Portland police arrested Eric Oelkers, 41, on Monday, a week after he allegedly shot and seriously injured two officers responding to a knife threat call in Northeast Portland’s Sullivan’s Gulch neighborhood.
Oelkers is being held at Multnomah County Jail on charges including two felony counts of attempted murder. Officers took him into custody shortly before 8 a.m. after shutting down NE 82nd Ave. between Columbia Boulevard and Alderwood Road.
The shooting occurred around 8:30 p.m. on January 19 when two officers responded to a 911 call about someone threatening a stranger with a knife. When officers located the suspect, he shot at them and fled. Officers did not return fire. Both wounded officers were taken to the hospital. One was released shortly after the shooting, while the second officer was released Monday.
The week-long manhunt involved the U.S. Marshals Office and other state and federal agencies. Portland Police Bureau officials said Friday that detectives received numerous tips from the public related to the investigation.

Court records show Oelkers has a criminal history spanning more than two decades, with convictions ranging from menacing and robbery to felon in possession of a firearm. He was convicted of bias crime and criminal mischief for allegedly vandalizing a Salem business during the riot at the Oregon Capitol in December 2020. He was the center of a statewide search in 2019 for a parole violation tied to a previous gun conviction.

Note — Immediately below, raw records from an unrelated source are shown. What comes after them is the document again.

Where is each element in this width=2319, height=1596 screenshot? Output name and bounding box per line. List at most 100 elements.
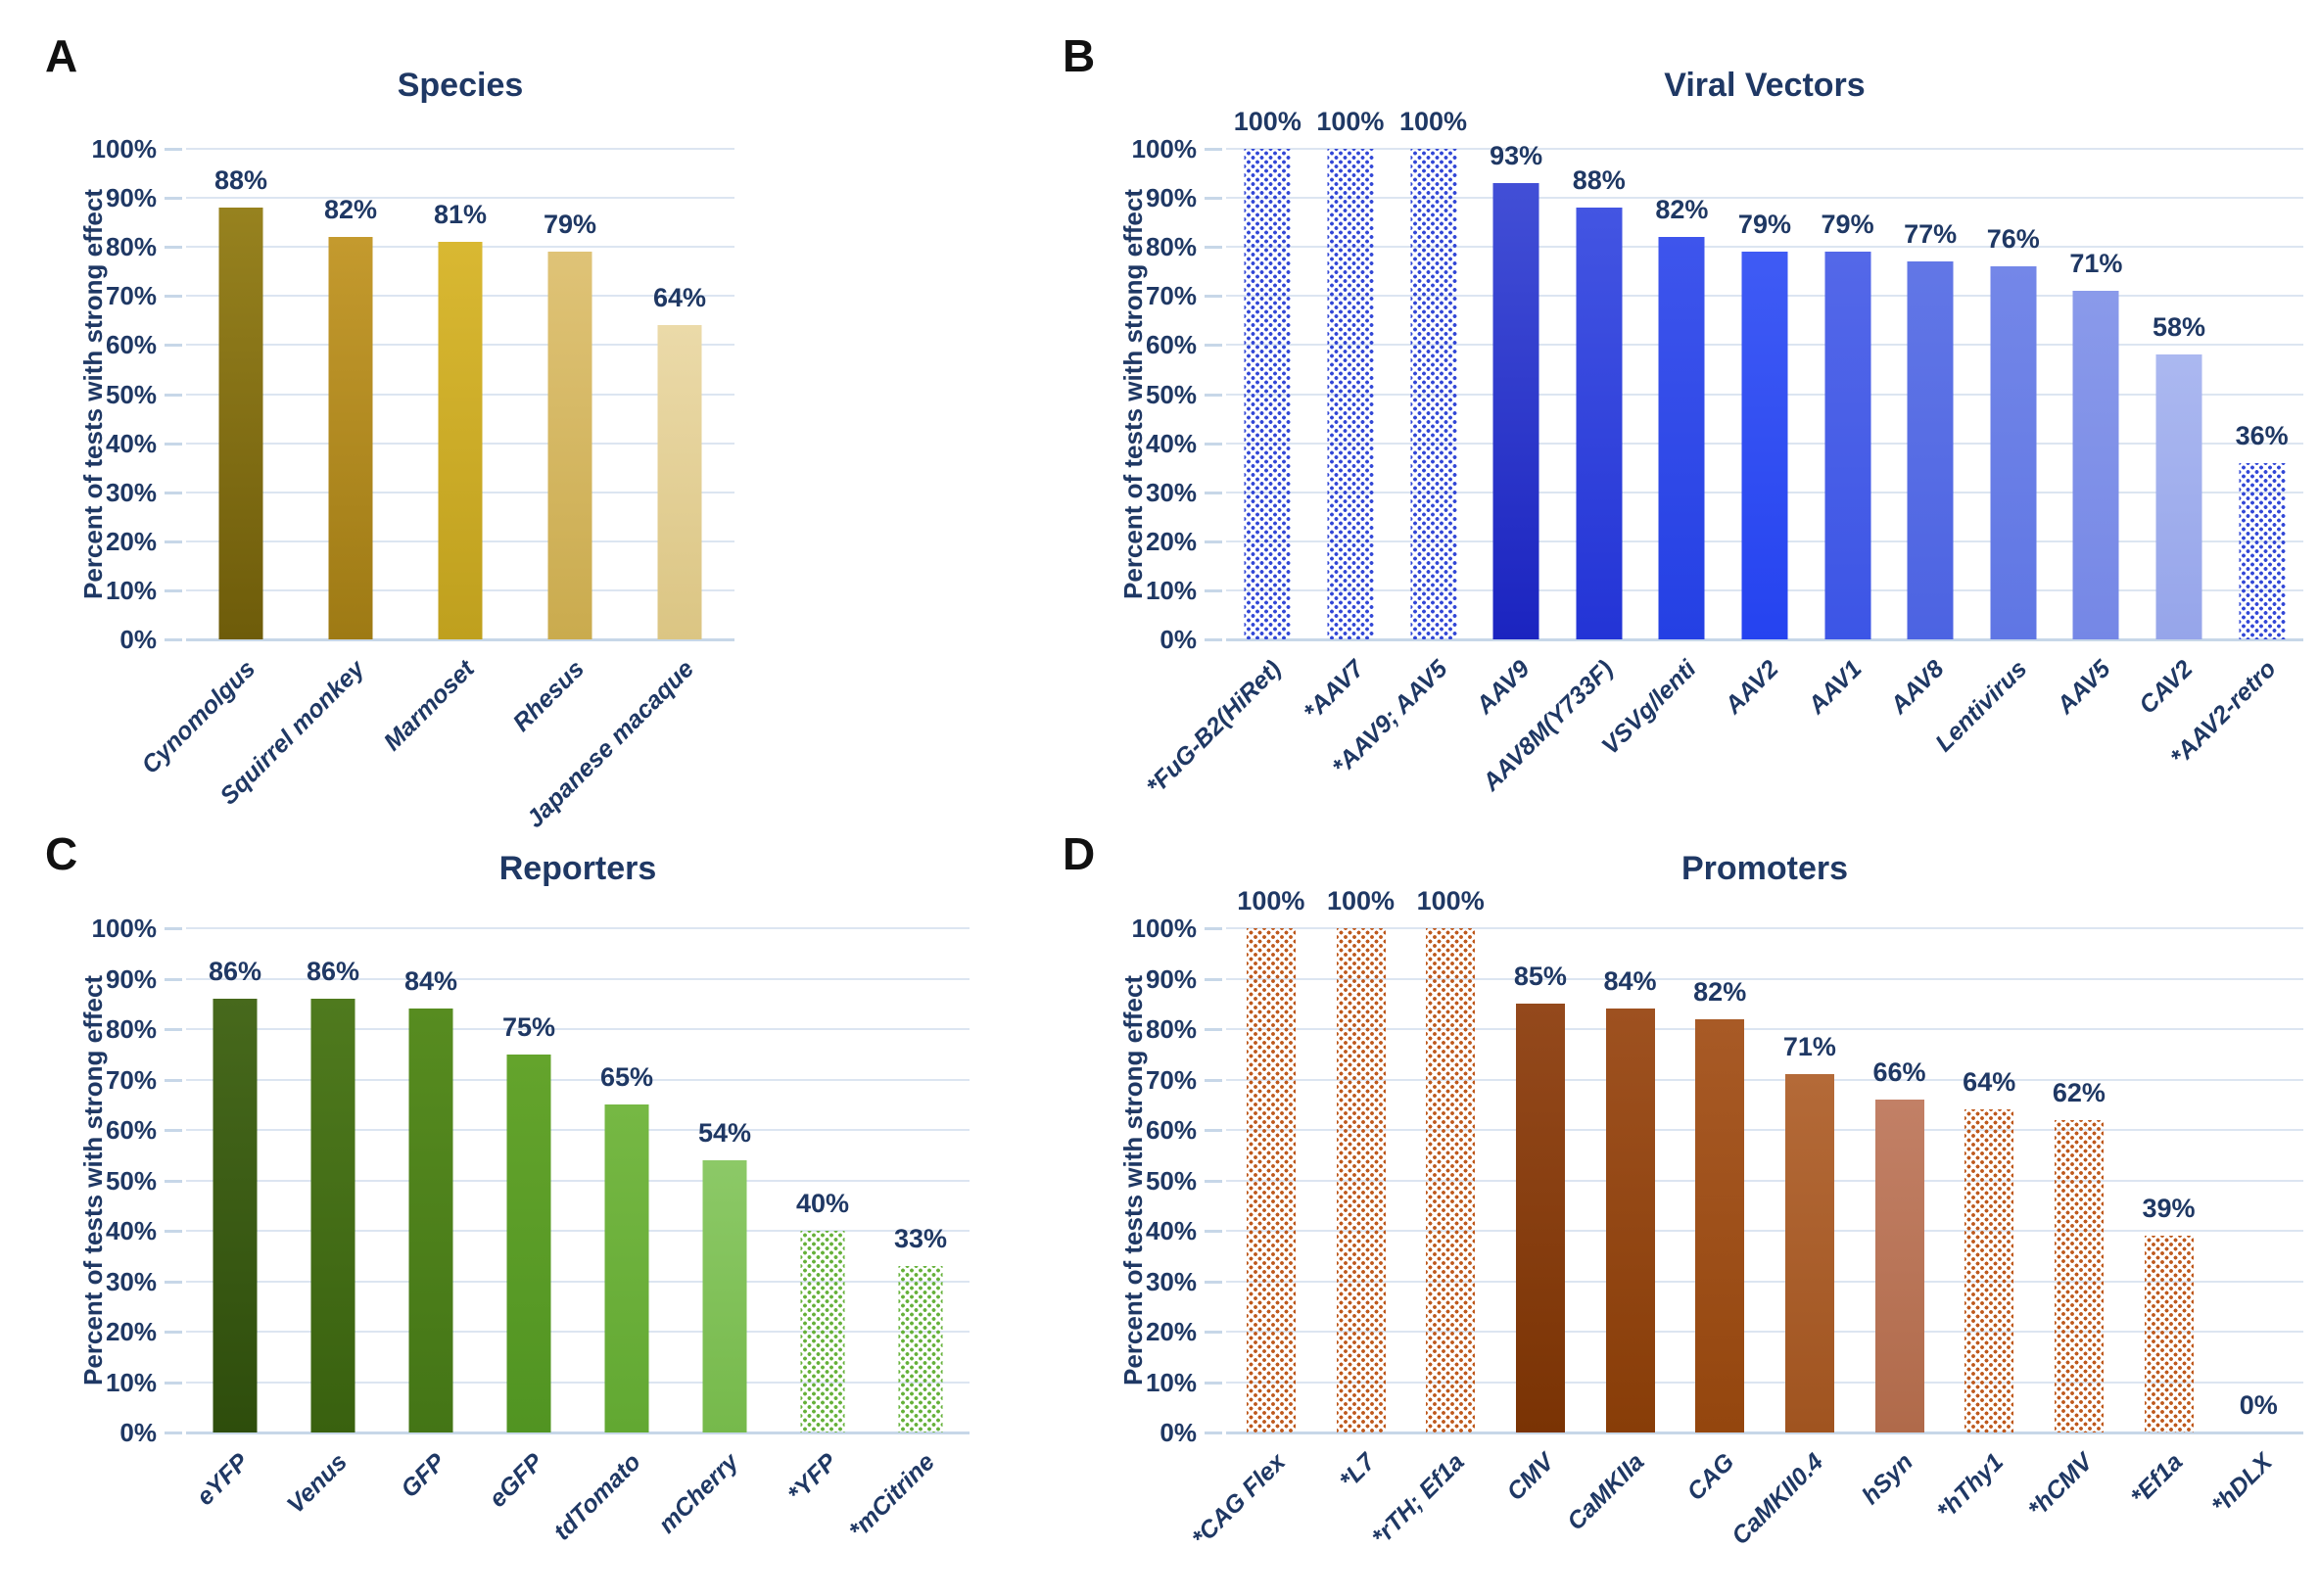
y-tick-mark (165, 1179, 182, 1183)
y-tick-label: 70% (105, 281, 157, 311)
x-axis-label: *hCMV (2022, 1448, 2099, 1524)
bar-value-label: 100% (1233, 107, 1301, 136)
bar-egfp (506, 1055, 551, 1432)
bars-row: 100% *FuG-B2(HiRet) 100% *AAV7 100% *AAV9; AA… (1142, 107, 2303, 800)
bar-slot: 71% CaMKII0.4 (1727, 928, 1855, 1550)
y-tick-mark (1205, 197, 1222, 201)
y-tick-label: 20% (105, 1317, 157, 1346)
y-tick-label: 70% (105, 1064, 157, 1095)
bar-cag (1695, 1019, 1745, 1432)
gridline-20 (1226, 1331, 2303, 1333)
y-tick-mark (1205, 1230, 1222, 1233)
y-tick-mark (165, 393, 182, 397)
gridline-90 (186, 197, 734, 200)
y-tick-label: 30% (105, 1266, 157, 1296)
x-axis-label: GFP (395, 1448, 450, 1504)
bar-aav1 (1824, 252, 1871, 639)
y-tick-mark (165, 638, 182, 641)
bar-slot: 54% mCherry (653, 928, 774, 1539)
gridline-20 (186, 1331, 970, 1333)
bar-slot: 79% AAV2 (1720, 149, 1807, 720)
y-tick-mark (165, 295, 182, 299)
y-axis-title-a: Percent of tests with strong effect (77, 189, 108, 599)
y-tick-mark (165, 1331, 182, 1334)
bar-cmv (1515, 1004, 1565, 1432)
bar--aav7 (1327, 149, 1374, 639)
panel-title-viral-vectors: Viral Vectors (1664, 67, 1866, 104)
y-tick-mark (165, 1078, 182, 1082)
bar-value-label: 76% (1986, 224, 2040, 254)
y-tick-label: 0% (1160, 1418, 1197, 1447)
bar-slot: 86% Venus (282, 928, 382, 1519)
bar-slot: 0% *hDLX (2206, 928, 2303, 1520)
bar-aav9 (1492, 183, 1539, 639)
y-tick-mark (1205, 1432, 1222, 1434)
y-tick-mark (1205, 977, 1222, 981)
bar-value-label: 77% (1904, 219, 1958, 249)
gridline-40 (1226, 1230, 2303, 1232)
y-tick-mark (1205, 246, 1222, 250)
x-axis-label: Venus (281, 1448, 353, 1520)
bar-value-label: 64% (1963, 1067, 2016, 1097)
x-axis-label: *rTH; Ef1a (1366, 1448, 1470, 1552)
x-axis-label: *hDLX (2206, 1448, 2279, 1520)
y-tick-label: 100% (91, 134, 158, 164)
bar-value-label: 100% (1416, 886, 1485, 915)
y-tick-mark (1205, 927, 1222, 930)
bar-value-label: 100% (1316, 107, 1385, 136)
bar-slot: 82% CAG (1675, 928, 1765, 1506)
y-tick-label: 100% (1131, 914, 1198, 943)
y-tick-mark (165, 540, 182, 543)
bar-value-label: 85% (1513, 962, 1567, 991)
bar-aav5 (2072, 291, 2119, 639)
bar-slot: 77% AAV8 (1885, 149, 1972, 720)
bar--ef1a (2144, 1236, 2194, 1432)
x-axis-label: AAV9 (1471, 655, 1536, 720)
bar-gfp (408, 1009, 453, 1432)
y-tick-label: 10% (105, 1367, 157, 1397)
bar-value-label: 40% (795, 1189, 850, 1218)
gridline-90 (1226, 977, 2303, 980)
bar--hthy1 (1964, 1109, 2014, 1432)
y-tick-mark (165, 197, 182, 201)
bar-value-label: 75% (501, 1012, 556, 1042)
bar-slot: 100% *AAV9; AAV5 (1327, 107, 1475, 781)
y-tick-label: 30% (1145, 1266, 1197, 1296)
bar-value-label: 88% (213, 165, 268, 195)
x-axis-label: CMV (1501, 1448, 1560, 1507)
gridline-80 (1226, 1028, 2303, 1030)
x-axis-label: Rhesus (507, 655, 590, 737)
x-axis-label: Cynomolgus (135, 655, 260, 779)
gridline-90 (186, 977, 970, 980)
plot-area-species: 0% 10% 20% 30% 40% 50% 60% 70% 80% 90% 100% 88% Cyno… (92, 134, 734, 833)
y-tick-label: 0% (1160, 625, 1197, 654)
gridline-100 (1226, 148, 2303, 150)
x-axis-label: *AAV7 (1299, 655, 1370, 727)
gridline-60 (186, 1129, 970, 1131)
bar--l7 (1336, 928, 1386, 1432)
bar-venus (310, 999, 355, 1432)
y-tick-label: 30% (1145, 477, 1197, 507)
y-tick-mark (165, 1280, 182, 1284)
y-tick-label: 60% (105, 1115, 157, 1145)
y-tick-mark (1205, 588, 1222, 592)
bar-slot: 33% *mCitrine (843, 928, 970, 1544)
gridline-100 (186, 927, 970, 929)
x-axis-label: mCherry (653, 1448, 744, 1539)
bar-value-label: 36% (2235, 421, 2289, 450)
y-tick-mark (165, 246, 182, 250)
y-tick-label: 70% (1145, 281, 1197, 311)
gridline-0 (1226, 638, 2303, 641)
y-tick-label: 40% (105, 1216, 157, 1245)
bar-vsvg-lenti (1658, 237, 1705, 639)
gridline-40 (186, 1230, 970, 1232)
y-tick-label: 50% (1145, 1165, 1197, 1196)
y-tick-label: 20% (1145, 526, 1197, 556)
y-tick-label: 90% (105, 183, 157, 213)
y-tick-label: 100% (1131, 134, 1198, 164)
bar--hcmv (2054, 1120, 2104, 1432)
bar-value-label: 79% (543, 210, 597, 239)
bar--cag-flex (1246, 928, 1296, 1432)
bar-slot: 75% eGFP (480, 928, 578, 1513)
bar-lentivirus (1990, 266, 2037, 639)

Oelkers’ most recent charges stem from an alleged bank robbery in May 2022. He has a pending bench warrant in that case for failing to check in with a pretrial release officer.
The pattern raises questions about how someone with multiple felony convictions, an active warrant, and a history of violence remained free to allegedly shoot two police officers. Oregon’s criminal justice system, like many others, struggles with the gap between arrest and accountability. Pending cases pile up. Court dates get continued. Monitoring requirements go unenforced.
For the two wounded officers, the physical recovery is beginning. The psychological impact of being shot while responding to what started as a knife threat call will likely last longer. Officers are taught threat assessment and de-escalation, but those tactics assume some level of predictability in human behavior. When someone responds to police contact by immediately opening fire, there’s no time to de-escalate.